Para todo sabihondo habrá que añadir con orgullo que lo hecho por Ibargüengoitia (novelar con pincel de genio la realidad que impacta a todo el mundo con su brocha gorda) supera a mi parecer la muy respetable y cacareada In Cold Blood, novela verídica de Truman Capote. Los hechos despiadados que signaron los asesinos A sangre fría hipnotizaron (o enamoraron) a Capote más o menos en los mismos años en que las hermanas Gómez Villanueva se internacionalizaban como Las Poquianchis, pero aunque pasó poco más de una década para que se convirtieran en las hermanas Baladro de la novela Las muertas, eso que llaman el approach de Jorge parece más veraz que el de Truman (aunque el nombre implica Hombre de verdad). Lo digo porque la pluma de prosa en ficción debe ecualizar si no es que equilibrar el afán por narrar lo crudo con la habilidad de ridiculizarlo por sus propias contradicciones y una cosa es la novela sin ficción que se acartona en deliberación moral o judicial y otra -mucho más carnavalesca y cervantina- la narración a secas de todo eso que decimos (víctimas y victimarios) que inevitable y dolorosamente mueve a risa. Cuévano se vuelve entonces un escenario más epidérmico (ahora pantalla táctil) que una gélida celda en Iowa donde el enigmático silencio de todas las disyuntivas que genera el crimen o el asesinato se decantan como en confesionario con susurros de voz tipluda del propio Capote a contrapelo del vendaval de mexicanísimos exabruptos que desfilan por las páginas de Ibargüengoitia y la pantalla de Estrada con el tonito de Guanajuato, los insultos cantaditos, los gemidos ya por orgasmos fingidos o asfixia pre-mortem.
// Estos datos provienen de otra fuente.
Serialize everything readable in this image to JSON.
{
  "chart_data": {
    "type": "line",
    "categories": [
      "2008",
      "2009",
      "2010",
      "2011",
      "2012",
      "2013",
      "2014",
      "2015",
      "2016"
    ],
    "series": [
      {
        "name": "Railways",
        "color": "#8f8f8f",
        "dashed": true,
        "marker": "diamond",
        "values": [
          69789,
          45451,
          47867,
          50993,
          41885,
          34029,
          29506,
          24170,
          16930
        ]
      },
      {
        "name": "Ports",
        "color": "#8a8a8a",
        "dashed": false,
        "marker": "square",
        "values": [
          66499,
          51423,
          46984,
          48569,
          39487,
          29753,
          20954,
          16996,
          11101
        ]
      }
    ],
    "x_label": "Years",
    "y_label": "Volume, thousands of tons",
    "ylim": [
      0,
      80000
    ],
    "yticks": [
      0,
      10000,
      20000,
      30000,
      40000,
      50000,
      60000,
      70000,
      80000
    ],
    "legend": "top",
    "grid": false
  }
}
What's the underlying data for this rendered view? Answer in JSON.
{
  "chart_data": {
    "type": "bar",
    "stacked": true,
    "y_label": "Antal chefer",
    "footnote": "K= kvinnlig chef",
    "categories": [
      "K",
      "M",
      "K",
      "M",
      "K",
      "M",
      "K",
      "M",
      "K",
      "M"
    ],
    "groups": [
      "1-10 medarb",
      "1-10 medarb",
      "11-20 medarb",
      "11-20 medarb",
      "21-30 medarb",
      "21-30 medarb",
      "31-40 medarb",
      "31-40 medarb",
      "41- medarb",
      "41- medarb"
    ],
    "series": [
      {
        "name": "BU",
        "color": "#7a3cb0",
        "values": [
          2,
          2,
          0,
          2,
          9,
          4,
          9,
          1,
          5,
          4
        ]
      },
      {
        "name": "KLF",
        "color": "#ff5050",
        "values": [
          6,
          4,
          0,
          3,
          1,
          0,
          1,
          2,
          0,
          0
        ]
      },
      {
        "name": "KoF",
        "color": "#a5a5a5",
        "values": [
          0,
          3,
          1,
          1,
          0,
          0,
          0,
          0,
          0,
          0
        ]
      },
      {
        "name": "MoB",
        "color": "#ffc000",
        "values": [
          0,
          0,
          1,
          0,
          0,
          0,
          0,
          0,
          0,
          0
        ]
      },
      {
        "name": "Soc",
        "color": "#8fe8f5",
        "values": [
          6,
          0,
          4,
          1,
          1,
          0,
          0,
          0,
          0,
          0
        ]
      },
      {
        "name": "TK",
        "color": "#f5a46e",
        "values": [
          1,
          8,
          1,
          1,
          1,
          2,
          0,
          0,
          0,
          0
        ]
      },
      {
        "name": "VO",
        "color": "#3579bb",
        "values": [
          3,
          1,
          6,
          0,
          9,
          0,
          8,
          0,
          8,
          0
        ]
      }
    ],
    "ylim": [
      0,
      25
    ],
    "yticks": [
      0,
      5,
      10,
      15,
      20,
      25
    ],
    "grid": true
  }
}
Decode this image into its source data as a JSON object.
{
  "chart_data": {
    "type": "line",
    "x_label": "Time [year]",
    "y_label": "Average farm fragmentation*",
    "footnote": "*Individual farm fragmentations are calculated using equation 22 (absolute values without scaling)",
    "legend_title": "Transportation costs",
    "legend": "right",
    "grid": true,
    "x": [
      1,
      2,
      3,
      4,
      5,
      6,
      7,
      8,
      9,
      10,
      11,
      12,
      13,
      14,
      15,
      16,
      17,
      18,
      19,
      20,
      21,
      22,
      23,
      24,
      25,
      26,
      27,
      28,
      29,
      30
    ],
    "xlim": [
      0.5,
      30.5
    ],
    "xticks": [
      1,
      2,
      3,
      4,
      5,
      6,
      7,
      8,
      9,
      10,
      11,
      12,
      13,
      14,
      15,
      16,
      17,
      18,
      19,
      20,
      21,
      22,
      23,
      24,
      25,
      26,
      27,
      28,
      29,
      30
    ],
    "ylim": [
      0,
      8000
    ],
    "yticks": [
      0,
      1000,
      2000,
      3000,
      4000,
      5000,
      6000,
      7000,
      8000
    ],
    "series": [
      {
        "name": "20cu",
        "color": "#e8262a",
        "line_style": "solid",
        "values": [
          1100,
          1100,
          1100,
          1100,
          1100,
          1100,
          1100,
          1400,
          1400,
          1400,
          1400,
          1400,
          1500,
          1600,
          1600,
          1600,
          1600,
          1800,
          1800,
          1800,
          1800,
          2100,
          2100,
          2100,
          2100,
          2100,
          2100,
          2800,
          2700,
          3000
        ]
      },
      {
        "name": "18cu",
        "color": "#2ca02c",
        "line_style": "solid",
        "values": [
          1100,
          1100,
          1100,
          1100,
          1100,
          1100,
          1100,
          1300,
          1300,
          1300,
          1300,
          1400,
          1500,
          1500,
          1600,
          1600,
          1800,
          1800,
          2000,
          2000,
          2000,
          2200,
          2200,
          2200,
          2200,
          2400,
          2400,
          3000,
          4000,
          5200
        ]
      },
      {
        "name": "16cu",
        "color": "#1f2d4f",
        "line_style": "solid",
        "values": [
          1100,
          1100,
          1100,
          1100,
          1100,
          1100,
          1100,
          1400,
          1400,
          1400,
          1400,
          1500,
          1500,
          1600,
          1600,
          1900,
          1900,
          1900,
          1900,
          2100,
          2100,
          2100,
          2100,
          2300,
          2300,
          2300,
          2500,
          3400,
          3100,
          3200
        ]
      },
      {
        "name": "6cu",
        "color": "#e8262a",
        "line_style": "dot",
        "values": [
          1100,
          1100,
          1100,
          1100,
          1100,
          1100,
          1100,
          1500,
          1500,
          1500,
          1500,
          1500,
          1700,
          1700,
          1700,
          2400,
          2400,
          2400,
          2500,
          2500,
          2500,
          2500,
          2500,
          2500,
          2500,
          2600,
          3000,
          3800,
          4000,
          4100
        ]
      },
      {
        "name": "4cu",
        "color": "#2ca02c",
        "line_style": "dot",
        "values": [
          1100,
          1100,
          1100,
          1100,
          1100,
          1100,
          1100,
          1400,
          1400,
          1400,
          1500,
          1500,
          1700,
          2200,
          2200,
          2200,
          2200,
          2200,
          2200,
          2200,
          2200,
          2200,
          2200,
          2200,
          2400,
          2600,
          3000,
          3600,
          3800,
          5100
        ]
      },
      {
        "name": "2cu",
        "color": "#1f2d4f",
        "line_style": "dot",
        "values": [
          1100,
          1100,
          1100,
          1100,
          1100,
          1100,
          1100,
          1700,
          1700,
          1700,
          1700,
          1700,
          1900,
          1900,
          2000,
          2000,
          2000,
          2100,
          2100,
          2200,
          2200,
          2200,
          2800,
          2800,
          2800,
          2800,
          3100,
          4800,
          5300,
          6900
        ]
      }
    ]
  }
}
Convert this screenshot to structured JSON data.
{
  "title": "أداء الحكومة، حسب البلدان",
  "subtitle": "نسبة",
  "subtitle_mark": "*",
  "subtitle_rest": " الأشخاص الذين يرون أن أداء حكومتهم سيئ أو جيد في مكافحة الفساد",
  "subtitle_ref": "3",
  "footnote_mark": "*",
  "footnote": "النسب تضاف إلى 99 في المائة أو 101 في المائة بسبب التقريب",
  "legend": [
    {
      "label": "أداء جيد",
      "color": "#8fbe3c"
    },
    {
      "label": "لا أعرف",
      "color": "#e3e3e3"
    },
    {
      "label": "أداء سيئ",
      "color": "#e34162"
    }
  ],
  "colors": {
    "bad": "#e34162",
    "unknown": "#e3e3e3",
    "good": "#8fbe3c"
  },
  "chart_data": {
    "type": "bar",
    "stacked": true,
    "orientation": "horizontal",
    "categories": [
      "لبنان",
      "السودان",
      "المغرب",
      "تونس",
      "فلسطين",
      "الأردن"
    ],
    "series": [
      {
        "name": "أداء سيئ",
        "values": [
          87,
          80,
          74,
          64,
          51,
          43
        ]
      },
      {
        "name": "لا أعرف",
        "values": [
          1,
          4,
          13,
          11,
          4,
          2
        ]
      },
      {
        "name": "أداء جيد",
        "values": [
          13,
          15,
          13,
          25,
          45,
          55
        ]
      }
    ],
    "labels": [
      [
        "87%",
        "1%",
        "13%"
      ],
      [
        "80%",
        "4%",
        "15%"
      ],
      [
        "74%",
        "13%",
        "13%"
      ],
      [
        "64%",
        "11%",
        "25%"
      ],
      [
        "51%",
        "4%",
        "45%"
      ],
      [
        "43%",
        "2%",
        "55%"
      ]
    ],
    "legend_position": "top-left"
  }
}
Aquí sigue vivo en un guiño de gran clase el propio Ibargüengoitia (hacia el final de lo filmado y sin afán de spoiler) y late con vitalidad la gran cinematografía de Luis Estrada y todo el circo de actores y actrices, figurinistas, maquilladoras, camarógrafos, adláteres y extras… todos los que salen a cuadro y nosotros todos en el inmenso escenario del México descarnado y entrañable, el paisaje perfecto de cerros ensangrentados y las miles de costosas caricias del amor impostado… y sí, aquí siguen las anónimas meretrices y las abuelas cariñosas, las niñitas de la trata de blancas (como Blanca, la negrita) y las ancianas que trabajan de sol a luna, las parientes y paisanas, las desaparecidas, heroínas y criminales. Todas nuestras muertas… más vivas que nunca.